The other day, the HVAC service man came to fix the heat. I asked him if he might want to give me a job. We decided the training time would be too much for me, but he did agree to meet me for a beer after work. We chatted through the window of the laundry room while he kneeled in the snow in his uni-suit and knee pads. Before he left we shared some coffee and a marzipan eggplant.

A week later I am still waiting for him to text me about where to meet for that beer.

I have been making venison sausage, which I find is the very best winter currency. My cousin Rodney gave me a buck a while back. He hung it in a shed without telling anyone (always a good gag by the way). I butchered the buck while it hung in front of my grandmother’s house from a Beach Tree my grandfather planted. I then brought the venison to an Italian grocery in Milford along with some of Everett Whiting’s meat, to be made into half sweet and half spicy sausage. The man who makes it is named Babe. He is in his late 80’s and mixes about 60 per cent pork to 40 per cent venison, along with his recipe of herbs and seasonings that I assume is a secret.

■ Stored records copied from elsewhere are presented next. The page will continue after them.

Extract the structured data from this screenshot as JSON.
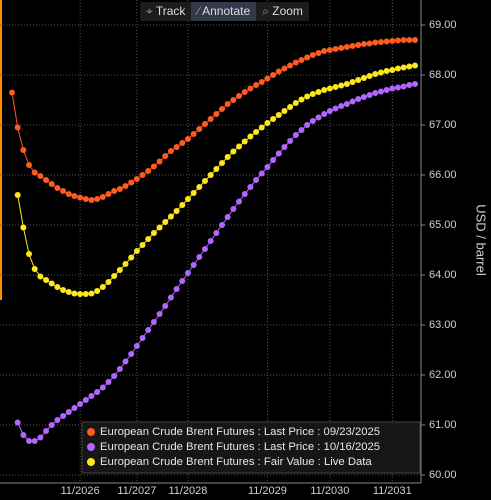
{
  "toolbar": {
    "buttons": [
      "Track",
      "Annotate",
      "Zoom"
    ],
    "active": "Annotate"
  },
  "chart_data": {
    "type": "line",
    "y_label": "USD / barrel",
    "categories": [
      null,
      null,
      null,
      null,
      null,
      null,
      null,
      null,
      null,
      null,
      null,
      null,
      "11/2026",
      null,
      null,
      null,
      null,
      null,
      null,
      null,
      null,
      null,
      "11/2027",
      null,
      null,
      null,
      null,
      null,
      null,
      null,
      null,
      "11/2028",
      null,
      null,
      null,
      null,
      null,
      null,
      null,
      null,
      null,
      null,
      null,
      null,
      null,
      "11/2029",
      null,
      null,
      null,
      null,
      null,
      null,
      null,
      null,
      null,
      null,
      "11/2030",
      null,
      null,
      null,
      null,
      null,
      null,
      null,
      null,
      null,
      null,
      "11/2031",
      null,
      null,
      null,
      null
    ],
    "ylim": [
      59.84,
      69.5
    ],
    "yticks": [
      {
        "value": 60,
        "label": "60.00"
      },
      {
        "value": 61,
        "label": "61.00"
      },
      {
        "value": 62,
        "label": "62.00"
      },
      {
        "value": 63,
        "label": "63.00"
      },
      {
        "value": 64,
        "label": "64.00"
      },
      {
        "value": 65,
        "label": "65.00"
      },
      {
        "value": 66,
        "label": "66.00"
      },
      {
        "value": 67,
        "label": "67.00"
      },
      {
        "value": 68,
        "label": "68.00"
      },
      {
        "value": 69,
        "label": "69.00"
      }
    ],
    "grid": true,
    "legend_position": "lower right",
    "series": [
      {
        "name": "European Crude Brent Futures : Last Price : 09/23/2025",
        "color": "#ff5a1f",
        "values": [
          67.65,
          66.95,
          66.5,
          66.2,
          66.05,
          65.98,
          65.9,
          65.82,
          65.74,
          65.68,
          65.62,
          65.58,
          65.55,
          65.52,
          65.5,
          65.52,
          65.56,
          65.62,
          65.68,
          65.72,
          65.78,
          65.85,
          65.92,
          66.0,
          66.08,
          66.17,
          66.27,
          66.38,
          66.48,
          66.56,
          66.64,
          66.72,
          66.82,
          66.92,
          67.02,
          67.12,
          67.22,
          67.32,
          67.42,
          67.5,
          67.58,
          67.66,
          67.73,
          67.8,
          67.86,
          67.93,
          68.0,
          68.07,
          68.13,
          68.19,
          68.25,
          68.3,
          68.35,
          68.4,
          68.44,
          68.48,
          68.5,
          68.52,
          68.54,
          68.56,
          68.58,
          68.6,
          68.62,
          68.63,
          68.65,
          68.66,
          68.67,
          68.68,
          68.69,
          68.7,
          68.7,
          68.7
        ]
      },
      {
        "name": "European Crude Brent Futures : Last Price : 10/16/2025",
        "color": "#b266ff",
        "values": [
          null,
          61.05,
          60.8,
          60.68,
          60.68,
          60.75,
          60.88,
          61.0,
          61.1,
          61.18,
          61.26,
          61.34,
          61.42,
          61.5,
          61.58,
          61.66,
          61.75,
          61.86,
          61.98,
          62.12,
          62.27,
          62.42,
          62.58,
          62.74,
          62.9,
          63.06,
          63.22,
          63.38,
          63.55,
          63.72,
          63.88,
          64.04,
          64.2,
          64.36,
          64.52,
          64.68,
          64.84,
          65.0,
          65.16,
          65.32,
          65.47,
          65.62,
          65.76,
          65.9,
          66.03,
          66.16,
          66.3,
          66.43,
          66.56,
          66.68,
          66.8,
          66.9,
          67.0,
          67.08,
          67.15,
          67.22,
          67.28,
          67.33,
          67.38,
          67.42,
          67.47,
          67.52,
          67.56,
          67.6,
          67.64,
          67.67,
          67.7,
          67.73,
          67.75,
          67.77,
          67.8,
          67.82
        ]
      },
      {
        "name": "European Crude Brent Futures : Fair Value : Live Data",
        "color": "#ffe81a",
        "values": [
          null,
          65.6,
          64.95,
          64.42,
          64.12,
          63.97,
          63.9,
          63.83,
          63.76,
          63.7,
          63.66,
          63.63,
          63.62,
          63.62,
          63.63,
          63.68,
          63.76,
          63.86,
          63.98,
          64.1,
          64.22,
          64.35,
          64.48,
          64.6,
          64.72,
          64.84,
          64.95,
          65.06,
          65.17,
          65.28,
          65.4,
          65.52,
          65.64,
          65.76,
          65.88,
          66.0,
          66.12,
          66.24,
          66.36,
          66.47,
          66.57,
          66.67,
          66.77,
          66.86,
          66.95,
          67.04,
          67.12,
          67.2,
          67.28,
          67.36,
          67.44,
          67.51,
          67.57,
          67.62,
          67.66,
          67.7,
          67.73,
          67.76,
          67.79,
          67.82,
          67.86,
          67.9,
          67.94,
          67.98,
          68.02,
          68.05,
          68.08,
          68.1,
          68.13,
          68.15,
          68.17,
          68.19
        ]
      }
    ]
  }
}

Recently I discovered that there are Q-tips available in the Up-Island Cronig’s bathroom and took four. I used two as I drove home and saved two for a later date. I wonder how many people know about this.

My favorite seaweed spot is chock full and it took me five minutes to load up my truck. The pond where it gathers is still too cold to swim in, but soon I will test the waters. I found some watercress in a stream somewhere and we enjoyed it for three or four meals. The best version was with shaved fennel, blanched cauliflower and anchovy dressing.

Two days in a row my neighbor Sheila Muldaur drove by as I blearily gathered the newspaper at the end of the road. Growing up the way I did, I am pretty much embarrassed whenever I am seen not working, even when fetching the newspaper. I was wearing teal sweatpants that say Okemo on them, which didn’t help.

About a month ago, when it was still pitch black before 6:30 a.m., I walked to the end of the driveway and blindly grabbed a piece of lichen about the size of a baseball that was floating in a puddle. I thought it was a newspaper as its color resembled the color of the bag the newspapers are delivered in. It now sits on the windowsill next to a seashell. On the adjacent window sill sits a sand blown crab shell found on the South Shore, a pink clam shell found on the North Shore and a petrified clam shell my father found beneath the Aquinnah cliffs. He tells me it is millions of years old. I believe him.

I fill up my tractor tires with air at the Chilmark fire station, but I assume that’s not a common thing. It is very fun to drive the tractor over there and I have daydreams of taking a fire engine out for a little spin. I always picture my mom with me. If we did so, we would head for the Aquinnah cliffs like Thelma and Louise. We would fly off together timing it in accordance with the sunset. Those sitting in Menemsha would clap at the same time and my mom and I would pretend it was for us because we were in a flying fire engine; although it would actually be for the sunset.